Raw sun: Tsuchiura village

We broke our fast with a bountiful buffet at our elegant hotel. The view from our window lured us into an exquisitely arranged garden, a tiny oasis separating the guests from a divided highway just beyond. The subtle infinity loop design deceived the eye; we wandered it happily, retracing our steps without feeling enclosed.

Our hostess invited us to a barbecue — a birthday barbecue, as it transpired. The man of honor grilled an an extravaganza that you could never find on a restaurant menu: colorful vegetables, bamboo rice, slices of steak and pork, chunks of chicken. Then came out the jumbo king prawns and clamshells the size of my palm.

Mixing English and Japanese, we made the acquaintance of her increasingly impressive family. Her father became the first Christian in his village, after study abroad in Iowa. His mother followed suit; now the entire family worships and serves at a bustling church founded by missionaries in the late 1940s.

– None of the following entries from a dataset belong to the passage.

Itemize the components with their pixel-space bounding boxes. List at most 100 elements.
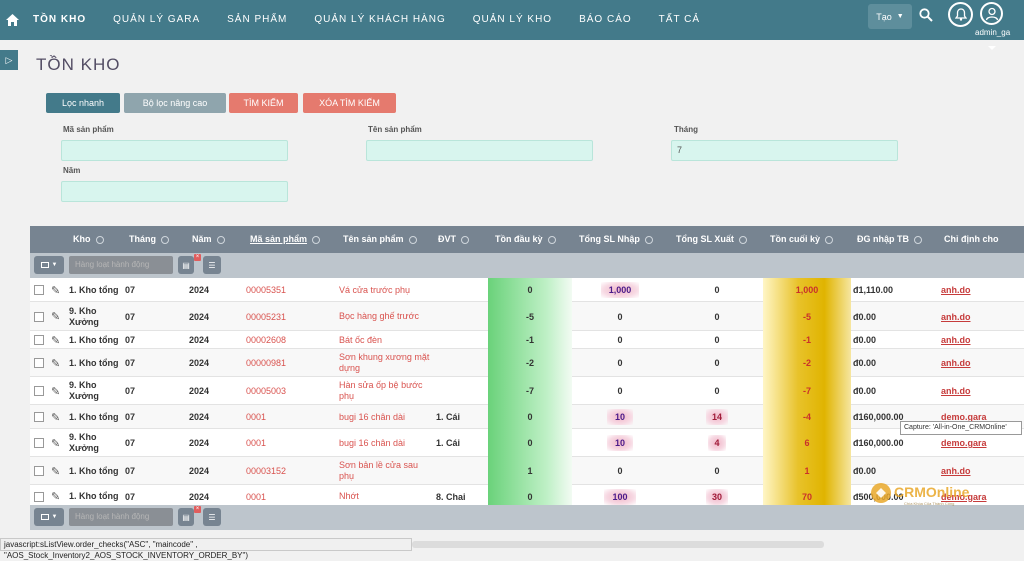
row-checkbox[interactable] bbox=[34, 358, 44, 368]
row-checkbox[interactable] bbox=[34, 285, 44, 295]
cell-ten-value[interactable]: Sơn bản lề cửa sau phụ bbox=[339, 460, 431, 482]
cell-assign-value[interactable]: anh.do bbox=[941, 312, 971, 322]
home-icon[interactable] bbox=[0, 0, 24, 40]
tab-quick-filter[interactable]: Lọc nhanh bbox=[46, 93, 120, 113]
cell-ten-value[interactable]: Bọc hàng ghế trước bbox=[339, 311, 419, 322]
cell-ten-value[interactable]: Hàn sửa ốp bệ bước phụ bbox=[339, 380, 431, 402]
col-ton-dau-ky[interactable]: Tồn đầu kỳ bbox=[495, 226, 556, 253]
cell-ma[interactable]: 00000981 bbox=[246, 349, 326, 377]
cell-ma-value[interactable]: 00003152 bbox=[246, 466, 286, 476]
col-ten-san-pham[interactable]: Tên sản phẩm bbox=[343, 226, 417, 253]
list-view-icon[interactable]: ☰ bbox=[203, 256, 221, 274]
cell-ten[interactable]: Sơn bản lề cửa sau phụ bbox=[339, 457, 431, 485]
column-chooser-icon[interactable]: ▤ bbox=[178, 256, 194, 274]
row-checkbox[interactable] bbox=[34, 311, 44, 322]
cell-assign-value[interactable]: demo.gara bbox=[941, 438, 987, 448]
col-nam[interactable]: Năm bbox=[192, 226, 225, 253]
cell-assign-value[interactable]: anh.do bbox=[941, 335, 971, 345]
ma-san-pham-input[interactable] bbox=[61, 140, 288, 161]
cell-ma-value[interactable]: 0001 bbox=[246, 492, 266, 502]
cell-ten[interactable]: Sơn khung xương mặt dựng bbox=[339, 349, 431, 377]
cell-assign[interactable]: anh.do bbox=[941, 302, 1011, 331]
nav-quan-ly-khach-hang[interactable]: QUẢN LÝ KHÁCH HÀNG bbox=[314, 0, 445, 40]
cell-assign-value[interactable]: anh.do bbox=[941, 285, 971, 295]
sort-icon[interactable] bbox=[161, 235, 169, 244]
nav-quan-ly-gara[interactable]: QUẢN LÝ GARA bbox=[113, 0, 200, 40]
pencil-icon[interactable]: ✎ bbox=[51, 465, 60, 478]
col-tong-sl-xuat[interactable]: Tổng SL Xuất bbox=[676, 226, 747, 253]
tab-advanced-filter[interactable]: Bộ lọc nâng cao bbox=[124, 93, 226, 113]
sort-icon[interactable] bbox=[644, 235, 653, 244]
col-thang[interactable]: Tháng bbox=[129, 226, 169, 253]
horizontal-scrollbar[interactable] bbox=[412, 541, 824, 548]
sort-icon[interactable] bbox=[408, 235, 417, 244]
nav-tat-ca[interactable]: TẤT CẢ bbox=[659, 0, 700, 40]
cell-ma-value[interactable]: 0001 bbox=[246, 412, 266, 422]
cell-ma-value[interactable]: 00002608 bbox=[246, 335, 286, 345]
cell-ma[interactable]: 00005231 bbox=[246, 302, 326, 331]
cell-ma-value[interactable]: 00000981 bbox=[246, 358, 286, 368]
user-name[interactable]: admin_ga bbox=[975, 28, 1010, 37]
col-kho[interactable]: Kho bbox=[73, 226, 104, 253]
row-checkbox[interactable] bbox=[34, 412, 44, 422]
cell-ten[interactable]: Bát ốc đèn bbox=[339, 331, 431, 349]
pencil-icon[interactable]: ✎ bbox=[51, 310, 60, 323]
cell-assign-value[interactable]: anh.do bbox=[941, 386, 971, 396]
col-dvt[interactable]: ĐVT bbox=[438, 226, 469, 253]
col-ton-cuoi-ky[interactable]: Tồn cuối kỳ bbox=[770, 226, 834, 253]
nav-ton-kho[interactable]: TỒN KHO bbox=[33, 0, 86, 40]
cell-ma[interactable]: 00003152 bbox=[246, 457, 326, 485]
pencil-icon[interactable]: ✎ bbox=[51, 411, 60, 424]
pencil-icon[interactable]: ✎ bbox=[51, 437, 60, 450]
col-chi-dinh-cho[interactable]: Chỉ định cho bbox=[944, 226, 999, 253]
col-tong-sl-nhap[interactable]: Tổng SL Nhập bbox=[579, 226, 653, 253]
cell-ma[interactable]: 00005351 bbox=[246, 278, 326, 302]
search-icon[interactable] bbox=[919, 8, 933, 24]
user-caret-icon[interactable] bbox=[988, 46, 996, 50]
nav-quan-ly-kho[interactable]: QUẢN LÝ KHO bbox=[473, 0, 552, 40]
mass-action-dropdown[interactable]: Hàng loạt hành động bbox=[69, 508, 173, 526]
nav-bao-cao[interactable]: BÁO CÁO bbox=[579, 0, 632, 40]
cell-ten-value[interactable]: bugi 16 chân dài bbox=[339, 412, 405, 423]
cell-ten[interactable]: Bọc hàng ghế trước bbox=[339, 302, 431, 331]
thang-input[interactable]: 7 bbox=[671, 140, 898, 161]
sort-icon[interactable] bbox=[95, 235, 104, 244]
cell-assign[interactable]: anh.do bbox=[941, 331, 1011, 349]
cell-assign[interactable]: anh.do bbox=[941, 278, 1011, 302]
cell-ma[interactable]: 00002608 bbox=[246, 331, 326, 349]
cell-ten-value[interactable]: Vá cửa trước phụ bbox=[339, 285, 410, 296]
bell-icon[interactable] bbox=[948, 2, 973, 27]
cell-ma[interactable]: 0001 bbox=[246, 405, 326, 429]
nam-input[interactable] bbox=[61, 181, 288, 202]
cell-ten[interactable]: Hàn sửa ốp bệ bước phụ bbox=[339, 377, 431, 405]
mass-action-dropdown[interactable]: Hàng loạt hành động bbox=[69, 256, 173, 274]
pencil-icon[interactable]: ✎ bbox=[51, 385, 60, 398]
close-icon[interactable]: × bbox=[194, 254, 201, 261]
pencil-icon[interactable]: ✎ bbox=[51, 284, 60, 297]
cell-ten[interactable]: Vá cửa trước phụ bbox=[339, 278, 431, 302]
cell-assign[interactable]: anh.do bbox=[941, 457, 1011, 485]
cell-ten-value[interactable]: Bát ốc đèn bbox=[339, 335, 382, 346]
row-checkbox[interactable] bbox=[34, 335, 44, 345]
col-ma-san-pham[interactable]: Mã sản phẩm bbox=[250, 226, 321, 253]
cell-ten[interactable]: bugi 16 chân dài bbox=[339, 405, 431, 429]
cell-assign[interactable]: anh.do bbox=[941, 377, 1011, 405]
cell-ma[interactable]: 0001 bbox=[246, 429, 326, 457]
cell-ten-value[interactable]: bugi 16 chân dài bbox=[339, 438, 405, 449]
sort-icon[interactable] bbox=[461, 235, 469, 244]
cell-ma[interactable]: 00005003 bbox=[246, 377, 326, 405]
sort-icon[interactable] bbox=[312, 235, 321, 244]
sort-icon[interactable] bbox=[547, 235, 556, 244]
ten-san-pham-input[interactable] bbox=[366, 140, 593, 161]
close-icon[interactable]: × bbox=[194, 506, 201, 513]
sort-icon[interactable] bbox=[914, 235, 922, 244]
sort-icon[interactable] bbox=[738, 235, 747, 244]
cell-ma-value[interactable]: 00005231 bbox=[246, 312, 286, 322]
column-chooser-icon[interactable]: ▤ bbox=[178, 508, 194, 526]
search-button[interactable]: TÌM KIẾM bbox=[229, 93, 298, 113]
cell-ma-value[interactable]: 00005351 bbox=[246, 285, 286, 295]
pencil-icon[interactable]: ✎ bbox=[51, 334, 60, 347]
cell-ten-value[interactable]: Nhớt bbox=[339, 491, 359, 502]
nav-san-pham[interactable]: SẢN PHẨM bbox=[227, 0, 287, 40]
clear-search-button[interactable]: XÓA TÌM KIẾM bbox=[303, 93, 396, 113]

To ready our stomachs for the dessert course, our friend conducted us on a tour of her family seat: a tiny village, now in decline with its most youthful occupants aged 80. Beyond the gated homes, rice fields ran away to the mountain slopes. A bamboo forest shaded the village cemetary. They had just harvested the newest sprouts, she told us, to chop into the rice.

Their family had courted controversy by insisting on Christian burials and weddings in a village under the jurisdiction of a particular Buddhist monastery. Their pastor had negotiated with their neighbors long past midnight, they recalled, and they kept close to their grandmother in the days following for fear of retribution. Undaunted, the father has invited Campus Crusade to his English classes, included evensong on his trips with students to Oxford, and hosted Bible studies in this very village.

It is strawberry season in Japan, so a platter of ruby red berries accompanied a parade of gourmet cakes from the city’s most famous bakery. My sister sampled the chestnut cream, while I exulted in a mango tart. They thanked us for joining their celebration, as if we had done them a favor, then packed us rice balls with pickled plums in case we later felt peckish.

Tomorrow we join this exceptional family for worship at their church. Doubly exciting, the service offers English translation!